Indexed CAS
To improve the performance of CAS-related requests like FindMissingBlobs
,
it is possible to configure an “indexed” CAS. This also facilitates intelligent
cleanup of blobs, currently only for S3.
This index keeps track of all the blobs that are currently stored in CAS, as well as the last time they were accessed at.
Configuration
In a configuration file, the CAS index acts just like another storage backend definition. It fully implements the same API interface as the other storage backends, so you can just pass it to the service definition as with any other storage implementation.
For example, here is a basic disk-based CAS configuration
server:
- !channel
address: localhost:50051
insecure-mode: true
authorization:
method: none
monitoring:
enabled: false
instances:
- name: ''
description: |
The unique '' instance.
storages:
- !disk-storage &disk-store
path: example-cas/
services:
- !cas
storage: *disk-store
- !bytestream
storage: *disk-store
To add an index to this, we simply need to add a CAS index to the list of storages, point it at the disk storage, and then use the index in the service definitions rather than the disk storage.
server:
- !channel
address: localhost:50051
insecure-mode: true
authorization:
method: none
monitoring:
enabled: false
connections:
- !sql-connection &sql
connection-string: sqlite:///./example.db
automigrate: yes
connection-timeout: 15
storages:
- !disk-storage &disk-store
path: example-cas/
- !sql-index &cas-index
sql: *sql
storage: *disk-store
instances:
- name: ''
description: |
The unique '' instance.
services:
- !cas
storage: *cas-index
- !bytestream
storage: *cas-index
Warning
If adding an index to an existing storage which is used by another service
which stores digests, such as an ActionCache or Asset API, either those
services need to be cleared or the fallback_on_get
config option needs
to be temporarily set to True on the index.

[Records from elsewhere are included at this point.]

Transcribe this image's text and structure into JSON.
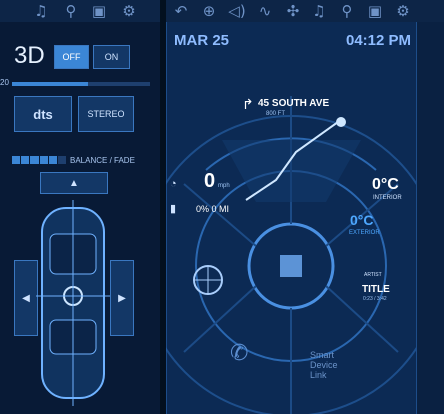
{
  "colors": {
    "accent": "#3b86d6",
    "panel": "#0c2a54",
    "background": "#0a1a33",
    "highlight": "#7fb6ff"
  },
  "toolbar_left": {
    "icons": [
      "music-note-icon",
      "map-pin-icon",
      "settings-screen-icon",
      "gear-icon"
    ]
  },
  "toolbar_right": {
    "icons": [
      "back-arrow-icon",
      "globe-icon",
      "volume-icon",
      "waveform-icon",
      "fan-icon",
      "music-note-icon",
      "map-pin-icon",
      "settings-screen-icon",
      "gear-icon"
    ]
  },
  "audio": {
    "mode_label": "3D",
    "toggle_off": "OFF",
    "toggle_on": "ON",
    "slider_label": "20",
    "dts_label": "dts",
    "stereo_label": "STEREO",
    "balance_label": "BALANCE / FADE",
    "balance_level": 0.55
  },
  "status": {
    "date": "MAR 25",
    "time": "04:12 PM"
  },
  "navigation": {
    "street": "45 SOUTH AVE",
    "distance": "800 FT"
  },
  "speed": {
    "value": "0",
    "unit": "mph"
  },
  "trip": {
    "value": "0% 0 MI"
  },
  "temperature": {
    "interior_value": "0°C",
    "interior_label": "INTERIOR",
    "exterior_value": "0°C",
    "exterior_label": "EXTERIOR"
  },
  "media": {
    "small_label": "ARTIST",
    "title": "TITLE",
    "time": "0:23 / 3:42"
  },
  "smart_device": {
    "lines": [
      "Smart",
      "Device",
      "Link"
    ]
  }
}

By default, the index will report that a blob is missing if it isn’t in the
index, whether it exists in storage or not. fallback_on_get
is a pretty
big burden on performance so is off by default, and should ideally not be
left on permanently.
Index Types
The CAS index implementation is pluggable, similarly to the storage implementation. Currently only an SQL-based implementation exists, but it is possible to write a custom index implementation without too much effort.
SQL
As the name suggests, the SQL index uses an SQL database to store the index. It is tested to support both SQLite and PostgreSQL as the database, and theoretically could support any database backend that SQLAlchemy supports (providing that the database has support for window functions).
The storage instance and connection string must be provided, but the other parameters have defaults that should be functional.